Solopos.com, SOLOTahukah Anda jika jumlah satwa di dunia turun 60% dalam kurun waktu kurang dari 50 tahun akibat ulah manusia? Hal itu terungkap dalam laporan World Wide Fund (WWF) yang melibatkan 59 ilmuwan dari seluruh dunia.

Direktur Eksekutif Sains dan Konservasi WWF, Mike Barrett, menjelaskan penurunan jumlah satwa yang terdiri atas mamalia, unggas, ikan, dan reptil di seluruh dunia dari 1970 hingga 2018 mencapai angka 60%.

Ia menjelaskan penurunan jumlah satwa itu merupakan suatu bahaya bagi peradaban manusia.

"Ini jauh lebih dari sekadar kehilangan kekayaan alam, ini sebenarnya merupakan bahaya bagi masa depan manusia. Alam bukan untuk dimiliki, alam liar adalah sistem pendukung kehidupan kita," ungkap Barrett seperti dikutip pada The Guardian, Selasa (30/10/2018).

Penurunan jumlah satwa dengan angka yang sangat besar itu terjadi karena beberapa sebab. Faktor ulah manusia yang terus-menerus membasmi habitat satwa liar disebut menjadi faktor terbesar. Selain itu, faktor konsumsi dan pencemaran lingkungan juga memiliki andil besar dalam penurunan jumlah tersebut.

Tahukah Anda satwa di habitat mana yang paling besar mengalami penurunan?

Barrett menjelaskan habitat yang mengalami kerusakan terbesar adalah sungai dan danau. Di dua habitat tersebut, penurunan jumlah satwa liar mencapai angka 83%. Pembukaan lahan pertanian dan pembuatan bendungan menjadi faktor penyebab rusaknya habitat satwa liar di sungai dan danau.

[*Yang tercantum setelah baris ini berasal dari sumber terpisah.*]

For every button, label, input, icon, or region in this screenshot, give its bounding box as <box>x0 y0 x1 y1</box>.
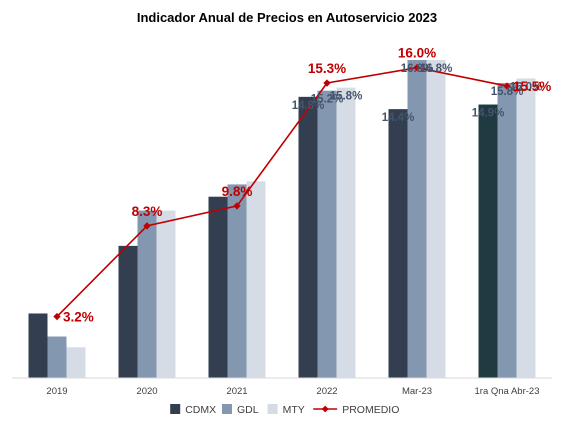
data-labels-layer: 14.8%15.2%15.8%14.4%16.8%16.8%14.9%15.8%… <box>63 46 551 325</box>
bar-mty-2021 <box>246 181 266 378</box>
bar-gdl-2022 <box>317 90 337 378</box>
bar-cdmx-2020 <box>118 245 138 378</box>
x-tick-label-2019: 2019 <box>46 386 67 397</box>
x-tick-label-2021: 2021 <box>226 386 247 397</box>
bar-cdmx-1ra-qna-abr-23 <box>478 104 498 378</box>
legend-label-gdl: GDL <box>237 404 259 416</box>
x-tick-labels: 2019 2020 2021 2022 Mar-23 1ra Qna Abr-23 <box>46 386 539 397</box>
bar-cdmx-2019 <box>28 313 48 378</box>
data-label-cdmx-1ra-qna-abr-23: 14.9% <box>472 108 505 120</box>
bar-mty-2022 <box>336 87 356 379</box>
bars-layer <box>28 59 536 379</box>
data-label-mty-mar-23: 16.8% <box>420 63 453 75</box>
bar-mty-1ra-qna-abr-23 <box>516 78 536 378</box>
marker-promedio-mar-23 <box>413 63 421 72</box>
marker-promedio-2021 <box>233 202 241 210</box>
bar-mty-2020 <box>156 210 176 378</box>
chart-title: Indicador Anual de Precios en Autoservic… <box>137 10 437 25</box>
legend-label-promedio: PROMEDIO <box>342 404 399 416</box>
legend-marker-promedio <box>321 405 329 413</box>
data-label-promedio-mar-23: 16.0% <box>398 46 436 61</box>
bar-gdl-2021 <box>227 184 247 378</box>
x-tick-label-1ra-qna-abr-23: 1ra Qna Abr-23 <box>475 386 540 397</box>
legend-swatch-gdl <box>222 404 232 414</box>
legend-label-mty: MTY <box>283 404 305 416</box>
bar-cdmx-2022 <box>298 96 318 378</box>
data-label-cdmx-2022: 14.8% <box>292 100 325 112</box>
bar-cdmx-2021 <box>208 196 228 378</box>
marker-promedio-1ra-qna-abr-23 <box>503 82 511 90</box>
data-label-promedio-2020: 8.3% <box>132 204 163 219</box>
bar-gdl-2020 <box>137 210 157 378</box>
data-label-gdl-mar-23: 16.8% <box>401 63 434 75</box>
bar-gdl-1ra-qna-abr-23 <box>497 83 517 378</box>
data-label-mty-2022: 15.8% <box>330 91 363 103</box>
data-label-gdl-2022: 15.2% <box>311 94 344 106</box>
bar-mty-mar-23 <box>426 59 446 379</box>
data-label-cdmx-mar-23: 14.4% <box>382 112 415 124</box>
line-layer <box>53 63 511 321</box>
legend-swatch-mty <box>267 404 278 414</box>
bar-mty-2019 <box>66 347 86 378</box>
data-label-promedio-2021: 9.8% <box>222 184 253 199</box>
data-label-promedio-2019: 3.2% <box>63 310 94 325</box>
data-label-gdl-1ra-qna-abr-23: 15.8% <box>491 86 524 98</box>
legend: CDMX GDL MTY PROMEDIO <box>170 404 399 416</box>
x-tick-label-2022: 2022 <box>316 386 337 397</box>
x-tick-label-2020: 2020 <box>136 386 157 397</box>
data-label-mty-1ra-qna-abr-23: 16.0% <box>510 81 543 93</box>
bar-gdl-mar-23 <box>407 59 427 379</box>
data-label-promedio-1ra-qna-abr-23: 15.5% <box>513 79 551 94</box>
line-promedio <box>56 66 508 318</box>
x-tick-label-mar-23: Mar-23 <box>402 386 432 397</box>
bar-gdl-2019 <box>47 336 67 378</box>
legend-label-cdmx: CDMX <box>185 404 216 416</box>
legend-swatch-cdmx <box>170 404 181 414</box>
bar-cdmx-mar-23 <box>388 109 408 379</box>
marker-promedio-2022 <box>323 79 331 87</box>
data-label-promedio-2022: 15.3% <box>308 61 346 76</box>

"Sekali lagi ada hubungan langsung antara sistem pangan dan penipisan satwa liar. Mengurangi konsumsi daging merupakan solusi untuk mengembalikan jumlah satwa," kata Barrett.

Solusi

Kini, negara-negara di dunia sedang bekerja keras untuk mencari solusi atas masalah penurunan jumlah satwa itu dan membicarakannya dalam Konvensi PBB tentang Keanekaragaman Hayati pada 2020 mendatang.

Barrett menyebut Konvensi PBB itu adalah kesempatan terakhir untuk mengembalikan keseimbangan alam di Bumi.

"Kami membutuhkan kesepakatan global baru untuk alam dan manusia. Kami memiliki waktu sempit karena kurang dari dua tahun kesepakatan itu akan dibuat. Ini benar-benar kesempatan terakhir. Kami harus melakukannya dengan benar kali ini," tutup direktur eksekutif sains dan konservasi WWF tersebut.